Öte yandan Kaplan’ın, “Suratını alamayan Bylock İsmail rezil bayan diyebildi” sözüne de ait konuşan Saymaz, “Diyelim nitekim diyorum ki ‘Devlet elinden alsın’ bu kabahat mudur? Türk televizyonlarında birinci kere bir olaya bakıp ‘Devlet bu çocuğu ondan korumalıdır’ demek hata mudur? Devlet bu anneden daha yeterli bakar.
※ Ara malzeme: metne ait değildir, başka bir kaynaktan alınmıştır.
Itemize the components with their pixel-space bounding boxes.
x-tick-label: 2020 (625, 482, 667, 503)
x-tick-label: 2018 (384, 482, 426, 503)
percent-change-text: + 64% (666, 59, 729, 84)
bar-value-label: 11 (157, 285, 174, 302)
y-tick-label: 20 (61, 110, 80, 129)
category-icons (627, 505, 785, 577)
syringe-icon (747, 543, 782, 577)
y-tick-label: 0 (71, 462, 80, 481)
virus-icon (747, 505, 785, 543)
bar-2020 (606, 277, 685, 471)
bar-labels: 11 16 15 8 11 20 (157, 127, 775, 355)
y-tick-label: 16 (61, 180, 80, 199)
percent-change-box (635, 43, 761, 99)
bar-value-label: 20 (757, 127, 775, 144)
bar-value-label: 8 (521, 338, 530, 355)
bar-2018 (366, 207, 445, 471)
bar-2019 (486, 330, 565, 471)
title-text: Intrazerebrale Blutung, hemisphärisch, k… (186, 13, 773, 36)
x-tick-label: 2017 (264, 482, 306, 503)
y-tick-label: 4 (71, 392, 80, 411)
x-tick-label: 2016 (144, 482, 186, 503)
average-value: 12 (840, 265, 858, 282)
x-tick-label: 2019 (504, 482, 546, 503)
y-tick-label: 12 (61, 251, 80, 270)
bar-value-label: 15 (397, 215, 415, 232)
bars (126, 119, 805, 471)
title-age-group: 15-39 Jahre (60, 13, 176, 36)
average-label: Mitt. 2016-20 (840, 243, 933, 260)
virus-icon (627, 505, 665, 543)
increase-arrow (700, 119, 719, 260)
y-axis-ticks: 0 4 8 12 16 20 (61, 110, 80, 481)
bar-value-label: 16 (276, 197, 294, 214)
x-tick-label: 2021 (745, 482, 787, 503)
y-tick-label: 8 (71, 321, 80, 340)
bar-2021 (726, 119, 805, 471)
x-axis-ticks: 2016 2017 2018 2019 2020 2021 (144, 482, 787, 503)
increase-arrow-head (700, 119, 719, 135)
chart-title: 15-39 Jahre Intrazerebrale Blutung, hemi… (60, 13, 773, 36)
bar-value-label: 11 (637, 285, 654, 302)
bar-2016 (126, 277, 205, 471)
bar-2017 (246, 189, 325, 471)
Kabahat mudur bu kardeşim?” diye sordu.
“Hiç utanmıyor musun?
Kaplan’a cevap veren Saymaz, devamında da şunları kaydetti:
“Türkiye Cumhuriyeti Devleti’nde en kıymetli haberlerden birine imza attım. Bylock’un sahibi ile röportaj yaptım. ABD’ye gittim geldim. 3 ay evvel tutuklandı aslında. Sözünde de ben ne yazdıysam onu söyledi. Bu tipten kritik haberlere ben imza attım. Hepsinden sonra da bu ve gibisi şahıslar, bu çeşitten sözler, lakaplar kullanıyorlar. Bu türlü yazıyorlar sonra telefon yoluyla, diğer yollarla sırnaşıyorlar. Öbür ataklar yaparak benimle temas kurmaya çalışıyorlar. İmzalı kitap mı gönderen dersin, ileti mı gönderen dersin. Gülünç, acıyorum bunlara.
Daha iki ay evvel, Hilal Kaplan ‘Ailenin İsmi Yok Ya Da Neden Feminist Değilim?’ Sayın İsmail Saymaz beyefendiye selamlarım ile diye bir kitap gönderdi bana. Hiç utanmıyor musun? Kitap yazıp el altından bana gönderiyorsunuz. Ben bunu incitmemek ismine bir şey yapmıyorum. Her şeyi yazıyorsun, hakaret ediyorsun, dava açıyorsun sonra imzalı kitap gönderiyorsunuz. Bir de lakaplı yazılar yazıyorsunuz. Ben lakabın tillahını takarım, ancak RTÜK lideri kolluyor.”